São os braços que se esticam em busca do corpo que conforta.

São os lábios que buscam o paraíso, nem que seja por curtos instantes.

São os corpos que, quando se fundem, deixam de nos pertencer para serem posse do outro.
São as mãos que rezam em cada milímetro de pele que encontram.

São pedaços de felicidade que se procuram na pessoa amada, que não nos importamos de abdicar se o outro for mais feliz que nós, a dado momento. São sacrifícios que o deixam de ser quando são feitos para que outro seja maior. Mesmo que seja maior que nós.

São todos os instantes de prazer e amor que se juntam para nos tornar mais que aquilo que pensamos ser. São ardentes desejos que não queremos guardar para nós, que só fazem sentido se deixarem de ser apenas nossos, para serem de outro ser.

São dores e alívios que ninguém mais percebe senão eu e tu.
É a vida que se escolhe nas pontas dos dedos que te conhecem como a mais ninguém.

É a nossa vida. Só nossa como deve ser sempre.

quinta-feira, 10 de março de 2016

Para ele

Perfumou-se antes de sair de casa, como se ele a esperasse. Antes tinha perdido horas a procurar o vestido perfeito, os sapatos ideais. Seria como se fosse ele que a pudesse abraçar e despir no final da noite há tanto tempo sonhada.

Foi até ao local combinado, chegando trinta minutos antes da hora acordada. Gostava de ter o seu tempo antes de cada encontro. Acima de tudo, gostava de sonhar que era ele que iria bater à porta para se deitar com ela na cama daquele quarto de hotel. Sabia que não iria ser assim, mas era como gostava de fazer, era como ela gostava que fosse.

A troca efetuou-se, como sempre, a um preço elevado. O seu tempo era valioso, tal como o prazer da sua companhia, por poucas horas que fosse. Ficava sempre no quarto até ao raiar do novo dia, regressando a casa quando os primeiros raios de sol iluminassem a cidade e apenas os homens que limpam as ruas a vissem.

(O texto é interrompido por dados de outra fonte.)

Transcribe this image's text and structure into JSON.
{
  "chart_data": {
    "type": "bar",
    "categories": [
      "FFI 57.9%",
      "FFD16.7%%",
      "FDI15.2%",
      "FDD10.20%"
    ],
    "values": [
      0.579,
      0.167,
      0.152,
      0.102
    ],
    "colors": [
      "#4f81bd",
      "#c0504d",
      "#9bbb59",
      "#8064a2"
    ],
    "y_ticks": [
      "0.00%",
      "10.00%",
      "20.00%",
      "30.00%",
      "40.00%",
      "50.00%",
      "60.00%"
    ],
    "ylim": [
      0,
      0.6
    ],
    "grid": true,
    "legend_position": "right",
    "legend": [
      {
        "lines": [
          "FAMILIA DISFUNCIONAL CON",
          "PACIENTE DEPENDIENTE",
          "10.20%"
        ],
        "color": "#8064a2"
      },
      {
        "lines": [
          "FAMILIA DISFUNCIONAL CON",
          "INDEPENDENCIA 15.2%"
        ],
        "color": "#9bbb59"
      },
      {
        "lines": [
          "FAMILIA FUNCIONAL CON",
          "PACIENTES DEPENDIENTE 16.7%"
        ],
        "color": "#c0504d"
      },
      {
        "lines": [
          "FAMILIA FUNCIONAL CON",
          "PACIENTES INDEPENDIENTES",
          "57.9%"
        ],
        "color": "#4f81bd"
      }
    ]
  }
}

Depois, a rotina continuava. Era o banho quente, o cuidar da pele, a preparação da roupa para a lavandaria, o abraçar dos seus próprios lençóis, o adormecer a sonhar que tivesse sido ele e não um perfeito desconhecido que a tinha possuido por uma noite apenas.

Acordava sempre da mesma maneira. Com lágrimas de pena e de miséria, muita raiva e saudade. Era assim há anos, e nada iria ser diferente apenas porque ela sofria por amor e ausências. A solidão era a doença sem cura que a dominava e destruia todos os dias, cada dia um bocado. Ele não iria ali estar junto a ela para a consolar, dizer que tudo iria ficar bem e que iria, para sempre, ficar com ela.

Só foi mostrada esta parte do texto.